Flipped Learning

U Wisconsin College of Engineering Embraces Flipped Classrooms

The University of Wisconsin's (UWISC) first cohort of students to complete a significant number of their undergraduate courses primarily through the flipped classroom model is preparing to graduate in the spring.

The college has been encouraging its instructors to switch to a flipped classroom model, where students watch recorded video lectures before class and then use class time to put their learning into practice through in-class activities and to interact with their instructors and their classmates. According to a news release from the UWISC College of Engineering, the flipped learning approach can help students develop "communication and collaboration skills that often prove just as important as the technical foundations of engineering."

When this year's graduating class began their program in 2013, the departments of Geological Engineering and Civil and Environmental Engineering offered four blended-learning classes each. Since then, the number of flipped classes has increased significantly. The college has been encouraging its instructors to switch to the flipped classroom model, but ultimately it's up to the instructor to decide which approach they use since flipping "challenges both instructors and students to get out of their academic comfort zone," stated a news release. "The course can require considerable re-working, and donor resources are used to help offset the initial costs for conversion such as development of online materials like lecture videos."
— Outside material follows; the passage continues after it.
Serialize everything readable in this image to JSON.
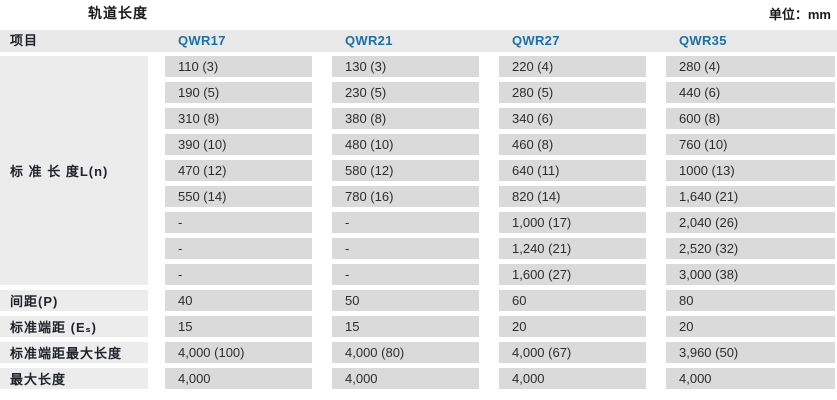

The university offers several classrooms specifically designed to support active learning. The Wendt Commons WisCEL Center contains four active learning spaces that can accommodate as many as 104 students in the largest room and as few as 15 in the smallest. The active learning spaces feature group worktables or mobile furniture, as well as collaboration tools. In 2015, the college opened the Plexus Collaboratory in its Engineering Hall. The room features "90 workstations allowing students to actively work on projects while benefiting from increased interactions with peers, instructors and teaching assistants," according to information from Plexus, a Wisconsin-based electronics design and manufacturing services company that contributed $200,000 to the facility.

The flipped classroom has had a positive effect on student learning, according to Greg Moses, an emeritus professor of engineering physics, who has collected data from his experience flipping his classroom. "As his approach to the flipped classroom improved, the percentage of students with higher grades increased, indicating a greater mastery of material," he told Wisconsin's Badger Herald.

John Booske, chair of the Department of Electrical and Computer Engineering (ECE), hosted a half-day workshop on blended learning at the annual meeting of the ECE Department Heads Association this year. More than 30 ECE department heads from around the United States attended the workshop, where they learned about flipped classrooms and enhancing learning through blended instruction.